Na edição de abril da revista científica Minerva, os pesquisadores Willem Halffman e Hans Radder publicaram texto contundente e provocativo. Sob o título “O Manifesto Acadêmico – Da universidade ocupada para a universidade pública”, os autores analisam criticamente a modernização do ensino superior holandês, frequentemente citado como exemplo de superação do anacrônico modelo torre de marfim. O tom é desinibido e panfletário, e conclama acadêmicos para uma ação transformadora.

Segundo Halffman e Radder, as universidades holandesas foram invadidas e ocupadas. O ocupante, no caso, não é uma força fardada ou milícia religiosa. Afinal, trata-se dos Países Baixos. Os autores referem-se a um verdadeiro lobo mau, o Lobo do Management. Segundo eles, o management é um regime obcecado com medições, controles, competição, eficiência e a ideia tortuosa de salvação econômica. Para expulsar a invasora e devolver as universidades aos cidadãos, os autores propõem que os próprios acadêmicos assumam o controle de seu destino e construam uma nova universidade pública, alinhada com o bem comum e com uma proposta de geração de conhecimento socialmente engajado.

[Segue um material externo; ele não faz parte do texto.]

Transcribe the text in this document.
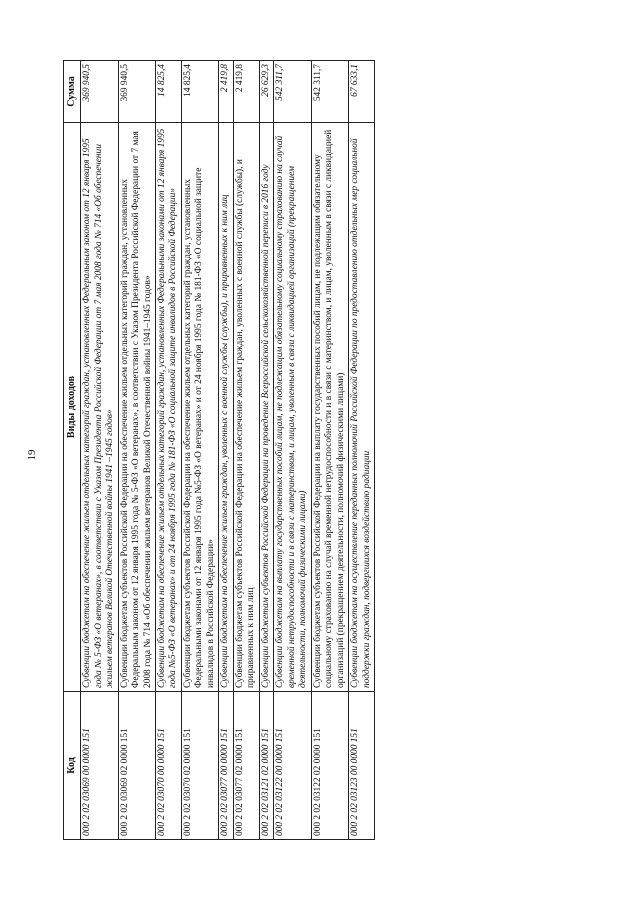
19
Код	Виды доходов	Сумма
000 2 02 03069 00 0000 151	Субвенции бюджетам на обеспечение жильем отдельных категорий граждан, установленных Федеральным законом от 12 января 1995 года № 5-ФЗ «О ветеранах», в соответствии с Указом Президента Российской Федерации от 7 мая 2008 года № 714 «Об обеспечении жильем ветеранов Великой Отечественной войны 1941 –1945 годов»	369 940,5
000 2 02 03069 02 0000 151	Субвенции бюджетам субъектов Российской Федерации на обеспечение жильем отдельных категорий граждан, установленных Федеральным законом от 12 января 1995 года № 5-ФЗ «О ветеранах», в соответствии с Указом Президента Российской Федерации от 7 мая 2008 года № 714 «Об обеспечении жильем ветеранов Великой Отечественной войны 1941–1945 годов»	369 940,5
000 2 02 03070 00 0000 151	Субвенции бюджетам на обеспечение жильем отдельных категорий граждан, установленных Федеральными законами от 12 января 1995 года №5-ФЗ «О ветеранах» и от 24 ноября 1995 года № 181-ФЗ «О социальной защите инвалидов в Российской Федерации»	14 825,4
000 2 02 03070 02 0000 151	Субвенции бюджетам субъектов Российской Федерации на обеспечение жильем отдельных категорий граждан, установленных Федеральными законами от 12 января 1995 года №5-ФЗ «О ветеранах» и от 24 ноября 1995 года № 181-ФЗ «О социальной защите инвалидов в Российской Федерации»	14 825,4
000 2 02 03077 00 0000 151	Субвенции бюджетам на обеспечение жильем граждан, уволенных с военной службы (службы), и приравненных к ним лиц	2 419,8
000 2 02 03077 02 0000 151	Субвенции бюджетам субъектов Российской Федерации на обеспечение жильем граждан, уволенных с военной службы (службы), и приравненных к ним лиц	2 419,8
000 2 02 03121 02 0000 151	Субвенции бюджетам субъектов Российской Федерации на проведение Всероссийской сельскохозяйственной переписи в 2016 году	26 629,3
000 2 02 03122 00 0000 151	Субвенции бюджетам на выплату государственных пособий лицам, не подлежащим обязательному социальному страхованию на случай временной нетрудоспособности и в связи с материнством, и лицам, уволенным в связи с ликвидацией организаций (прекращением деятельности, полномочий физическими лицами)	542 311,7
000 2 02 03122 02 0000 151	Субвенции бюджетам субъектов Российской Федерации на выплату государственных пособий лицам, не подлежащим обязательному социальному страхованию на случай временной нетрудоспособности и в связи с материнством, и лицам, уволенным в связи с ликвидацией организаций (прекращением деятельности, полномочий физическими лицами)	542 311,7
000 2 02 03123 00 0000 151	Субвенции бюджетам на осуществление переданных полномочий Российской Федерации по предоставлению отдельных мер социальной поддержки граждан, подвергшихся воздействию радиации	67 633,1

Halffman e Radder advogam que o Lobo do Management invadiu a academia com um “exército mercenário de administradores profissionais, armados com planilhas, indicadores de desempenho e procedimentos de auditoria”. Seu inimigo são os acadêmicos, esses seres egocêntricos e autocentrados, pouco confiáveis, que precisam ser monitorados e controlados. As universidades foram conquistadas e colonizadas. Projetos de alta visibilidade e indicadores manipulados mostram para o público externo o sucesso do novo modelo. Entretanto, há uma sensação de revolta no ar: no “chão de fábrica”, o clima é tóxico e o moral é baixo.

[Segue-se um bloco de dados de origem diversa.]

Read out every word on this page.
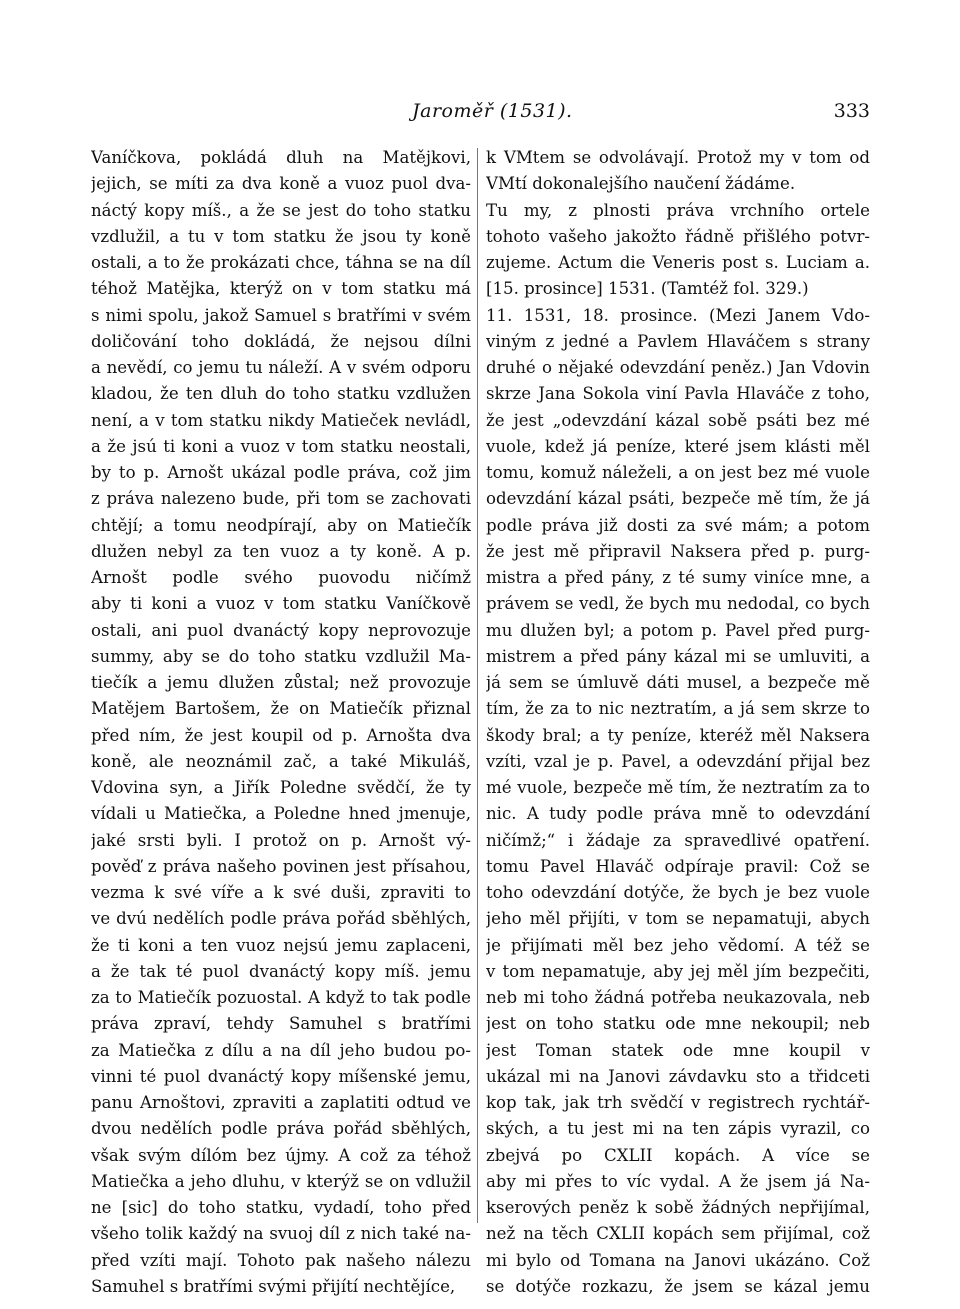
Jaroměř (1531).	333
Vaníčkova, pokládá dluh na Matějkovi,
jejich, se míti za dva koně a vuoz puol dva-
náctý kopy míš., a že se jest do toho statku
vzdlužil, a tu v tom statku že jsou ty koně
ostali, a to že prokázati chce, táhna se na díl
téhož Matějka, kterýž on v tom statku má
s nimi spolu, jakož Samuel s bratřími v svém
doličování toho dokládá, že nejsou dílni
a nevědí, co jemu tu náleží. A v svém odporu
kladou, že ten dluh do toho statku vzdlužen
není, a v tom statku nikdy Matieček nevládl,
a že jsú ti koni a vuoz v tom statku neostali,
by to p. Arnošt ukázal podle práva, což jim
z práva nalezeno bude, při tom se zachovati
chtějí; a tomu neodpírají, aby on Matiečík
dlužen nebyl za ten vuoz a ty koně. A p.
Arnošt podle svého puovodu ničímž
aby ti koni a vuoz v tom statku Vaníčkově
ostali, ani puol dvanáctý kopy neprovozuje
summy, aby se do toho statku vzdlužil Ma-
tiečík a jemu dlužen zůstal; než provozuje
Matějem Bartošem, že on Matiečík přiznal
před ním, že jest koupil od p. Arnošta dva
koně, ale neoznámil zač, a také Mikuláš,
Vdovina syn, a Jiřík Poledne svědčí, že ty
vídali u Matiečka, a Poledne hned jmenuje,
jaké srsti byli. I protož on p. Arnošt vý-
pověď z práva našeho povinen jest přísahou,
vezma k své víře a k své duši, zpraviti to
ve dvú nedělích podle práva pořád sběhlých,
že ti koni a ten vuoz nejsú jemu zaplaceni,
a že tak té puol dvanáctý kopy míš. jemu
za to Matiečík pozuostal. A když to tak podle
práva zpraví, tehdy Samuhel s bratřími
za Matiečka z dílu a na díl jeho budou po-
vinni té puol dvanáctý kopy míšenské jemu,
panu Arnoštovi, zpraviti a zaplatiti odtud ve
dvou nedělích podle práva pořád sběhlých,
však svým dílóm bez újmy. A což za téhož
Matiečka a jeho dluhu, v kterýž se on vdlužil
ne [sic] do toho statku, vydadí, toho před
všeho tolik každý na svuoj díl z nich také na-
před vzíti mají. Tohoto pak našeho nálezu
Samuhel s bratřími svými přijítí nechtějíce,
k VMtem se odvolávají. Protož my v tom od
VMtí dokonalejšího naučení žádáme.
Tu my, z plnosti práva vrchního ortele
tohoto vašeho jakožto řádně přišlého potvr-
zujeme. Actum die Veneris post s. Luciam a.
[15. prosince] 1531. (Tamtéž fol. 329.)
11. 1531, 18. prosince. (Mezi Janem Vdo-
viným z jedné a Pavlem Hlaváčem s strany
druhé o nějaké odevzdání peněz.) Jan Vdovin
skrze Jana Sokola viní Pavla Hlaváče z toho,
že jest „odevzdání kázal sobě psáti bez mé
vuole, kdež já peníze, které jsem klásti měl
tomu, komuž náleželi, a on jest bez mé vuole
odevzdání kázal psáti, bezpeče mě tím, že já
podle práva již dosti za své mám; a potom
že jest mě připravil Naksera před p. purg-
mistra a před pány, z té sumy viníce mne, a
právem se vedl, že bych mu nedodal, co bych
mu dlužen byl; a potom p. Pavel před purg-
mistrem a před pány kázal mi se umluviti, a
já sem se úmluvě dáti musel, a bezpeče mě
tím, že za to nic neztratím, a já sem skrze to
škody bral; a ty peníze, kteréž měl Naksera
vzíti, vzal je p. Pavel, a odevzdání přijal bez
mé vuole, bezpeče mě tím, že neztratím za to
nic. A tudy podle práva mně to odevzdání
ničímž;“ i žádaje za spravedlivé opatření.
tomu Pavel Hlaváč odpíraje pravil: Což se
toho odevzdání dotýče, že bych je bez vuole
jeho měl přijíti, v tom se nepamatuji, abych
je přijímati měl bez jeho vědomí. A též se
v tom nepamatuje, aby jej měl jím bezpečiti,
neb mi toho žádná potřeba neukazovala, neb
jest on toho statku ode mne nekoupil; neb
jest Toman statek ode mne koupil v
ukázal mi na Janovi závdavku sto a třidceti
kop tak, jak trh svědčí v registrech rychtář-
ských, a tu jest mi na ten zápis vyrazil, co
zbejvá po CXLII kopách. A více se
aby mi přes to víc vydal. A že jsem já Na-
kserových peněz k sobě žádných nepřijímal,
než na těch CXLII kopách sem přijímal, což
mi bylo od Tomana na Janovi ukázáno. Což
se dotýče rozkazu, že jsem se kázal jemu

O Lobo do Management cultua índices e rankings. Faz inventários de artigos publicados e comemora com champanhe cada posição galgada nas listas internacionais. A posição nas planilhas determina a sorte de pesquisadores e de departamentos. Vence a quantidade, pouco importa o conteúdo. Na batalha dos números, acadêmicos criam fábricas de artigos, assinam trabalhos uns dos outros, citam-se mutuamente e correm o mundo para promover seus textos. O que vale é a performance.

Enquanto isso, no mercado acadêmico, multiplicam-se os eventos e as revistas científicas. Sobram escritores e faltam leitores. Halffman e Radder argumentam que o fetiche dos indicadores está transformando a ciência, destruindo tudo que não é mensurável. Sob o
ocupador, a massa de acadêmicos comporta-se como um rebanho de ovelhas, mantido sob vigilância e controle.

O novo mantra é a busca da eficiência. Em lugar de recursos, as universidades ganham gestores. Resultado: nos orçamentos, recursos migram de laboratórios para serviços de relações públicas, da pesquisa para a contratação de consultores de marketing. A nova universidade aparece em anúncios de página inteira nos jornais, mantém websites atraentes e garante uma presença constante nas mídias sociais. Seus professores e pesquisadores devem tornar-se celebridades nos jornais, na tevê e, claro, nas palestras TED.

Com as práticas empresariais, o Lobo do Management impõe uma nova cultura. A busca da excelência, que flagelou empresas nos anos 80 e 90, chega décadas depois à universidade. É preciso ser “de topo”, publicar artigos em um seleto grupo de periódicos, ter os coautores certos, conseguir proeminência nos círculos mais prestigiosos, ser um hábil captador de recursos e gerenciar uma dócil equipe de pesquisadores juniores. Para se manter na ribalta, os tais pesquisadores “de topo” terceirizam o ensino para doutorandos e coagem orientandos a lhes conceder coautorias.

A história holandesa repete-se em diferentes latitudes e longitudes. Muitas universidades públicas tropicais são antediluvianas. Elas continuam a seguir o anacrônico modelo da torre de marfim e lutam para preservar pequenos privilégios. São perdulárias, ineficientes e ineficazes. São autocentradas e ignoram o mundo ao redor. Porém, começam a sentir os efeitos do “choque de gestão” descrito por Halffman e Radder. E, assim, somam às suas antigas patologias, o autismo e o imobilismo, as mais novas: produtivismo, exibicionismo e comportamentos para inglês ver. Algumas ovelhas exauridas e irritadas balem aqui e acolá. Porém, faltam-lhes direção e união.